Aktivis hak-hak perempuan mengatakan, perempuan Mesir sekarang menemukan suara mereka karena mereka melihat sistem hukum melindungi identitas mereka.
“Dengan penuntutan publik melindungi hak para gadis untuk privasi data mereka, mereka didorong untuk pergi dan bersaksi,” kata Nehad Abul Komsan, direktur Pusat Hak-Hak Perempuan Mesir, sebuah kelompok advokasi.
“Ini juga akan mendorong gadis-gadis lain dan akan membuka jalan bagi kasus pelecehan seksual lainnya terungkap.”
Dewan Nasional untuk Perempuan pemerintah mengatakan pada hari Selasa bahwa mereka telah menerima 400 pengaduan dan pertanyaan tentang kekerasan terhadap perempuan dari 1 hingga 5 Juli.

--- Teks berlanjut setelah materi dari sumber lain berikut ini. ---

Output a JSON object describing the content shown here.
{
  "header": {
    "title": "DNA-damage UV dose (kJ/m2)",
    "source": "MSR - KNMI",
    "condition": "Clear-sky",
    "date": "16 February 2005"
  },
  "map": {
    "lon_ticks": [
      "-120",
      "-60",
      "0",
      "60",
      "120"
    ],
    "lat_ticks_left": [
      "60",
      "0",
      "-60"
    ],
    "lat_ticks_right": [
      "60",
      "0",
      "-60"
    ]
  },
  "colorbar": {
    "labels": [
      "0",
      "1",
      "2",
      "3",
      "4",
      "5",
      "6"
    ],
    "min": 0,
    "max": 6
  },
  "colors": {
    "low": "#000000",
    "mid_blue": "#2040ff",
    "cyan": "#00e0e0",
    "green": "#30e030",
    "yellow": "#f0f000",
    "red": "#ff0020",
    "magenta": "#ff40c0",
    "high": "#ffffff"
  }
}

Otoritas ulama Islam terkemuka di negara itu, Al Azhar juga mendorong perempuan untuk melaporkan insiden, dengan mengatakan bahwa keheningan merupakan ancaman bagi masyarakat dan menyebabkan lebih banyak pelanggaran.
Bangga
Meskipun telah dijauhi oleh keluarganya karena menuduh ayahnya melakukan pelecehan terhadapnya, wartawan Mesir-Amerika Reem Abdellatif bergabung dengan kampanye online dalam sebuah pesan video tentang dorongan bagi wanita untuk berbagi cerita mereka.
“Fakta bahwa gadis-gadis ini berbicara sekeras ini dengan momentum semacam ini, saya belum pernah melihatnya,” katanya melalui telepon dari Belanda di mana dia saat ini berbasis.
“Dan bukan hanya orang ini. Seperti yang saya katakan di video saya, dia hanya simbol untuk apa yang harus kita tangani selama beberapa dekade.”
Ada beberapa reaksi di media sosial, dengan beberapa menyebut para penuduh pembohong dan orang-orang munafik dan yang lainnya mengatakan wanita yang dibesarkan dengan baik harus tahu cara berpakaian yang pantas.
Tetapi sebagian besar komentar mendukung, dengan banyak menggunakan tagar #MeToo – yang digunakan untuk mengungkapkan kesalahan seksual oleh orang-orang kuat, termasuk mantan produser film Harvey Weinstein – untuk menyoroti isu tabu tentang pelecehan seksual di Mesir.
“Saya sangat bangga dengan generasi baru ini yang angkat bicara. Pelecehan dan pemerkosaan memalukan bagi mereka yang melakukannya, bukan korban,” sebagimana ditweetkan oleh aktris dan pengacara Tunisia yang berpusat di Kairo, Hend Sabry.